Special Issue Information

Dear Colleagues, 

We are pleased to announce our forthcoming Special Issue titled "Innovative Approaches to Understanding Student Learning" in Education Sciences. Presently, student learning from primary to higher education settings encounters numerous challenges, including—but not limited to—integrating digital technologies, managing diversity, equity, and inclusion; adapting to globalization; navigating the repercussions of the COVID-19 pandemic; and addressing the intricate interplay of factors that influence learning outcomes. These challenges underscore the necessity for pioneering research to deepen our comprehension of learning processes within these dynamically evolving contexts.

The primary objective of this Special Issue is to curate original research and reviews that offer insights into innovative theoretical frameworks about student learning or novel methodological approaches encompassing study designs, assessment tools, analytical methodologies, and diverse participant samples.

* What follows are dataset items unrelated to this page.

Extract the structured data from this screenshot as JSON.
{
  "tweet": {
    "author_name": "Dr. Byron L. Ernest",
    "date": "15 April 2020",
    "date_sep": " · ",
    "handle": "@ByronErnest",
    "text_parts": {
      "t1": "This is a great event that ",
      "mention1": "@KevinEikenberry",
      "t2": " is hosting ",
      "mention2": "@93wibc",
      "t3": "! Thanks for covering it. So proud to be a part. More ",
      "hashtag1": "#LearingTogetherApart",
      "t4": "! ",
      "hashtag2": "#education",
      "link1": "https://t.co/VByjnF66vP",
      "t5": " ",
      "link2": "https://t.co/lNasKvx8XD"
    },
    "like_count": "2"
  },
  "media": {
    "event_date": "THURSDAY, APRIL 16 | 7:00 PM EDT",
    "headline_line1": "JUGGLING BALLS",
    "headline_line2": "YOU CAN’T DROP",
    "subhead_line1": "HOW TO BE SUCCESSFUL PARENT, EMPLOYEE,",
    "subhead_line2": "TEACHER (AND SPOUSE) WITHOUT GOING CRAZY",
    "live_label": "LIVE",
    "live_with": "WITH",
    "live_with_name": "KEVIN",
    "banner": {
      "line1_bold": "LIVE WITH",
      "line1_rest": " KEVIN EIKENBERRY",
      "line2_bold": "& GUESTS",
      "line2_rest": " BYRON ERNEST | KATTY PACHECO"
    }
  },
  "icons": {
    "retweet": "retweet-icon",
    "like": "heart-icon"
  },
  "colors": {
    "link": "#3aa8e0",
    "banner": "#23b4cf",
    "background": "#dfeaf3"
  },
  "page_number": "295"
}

We welcome submissions that adopt such progressive approaches across all facets of learning, such as exploring determinants of academic success, understanding competency acquisition, elucidating learning processes, and investigating the various resources that facilitate learning. Furthermore, we encourage submissions that showcase innovative research on student learning across diverse educational settings, including investigations into the efficacy of instructional methods, the impact of digital and artificial intelligence-supported learning environments, examinations of self-regulated and co-regulated learning conditions, and analyses of curricular frameworks and institutional structures. 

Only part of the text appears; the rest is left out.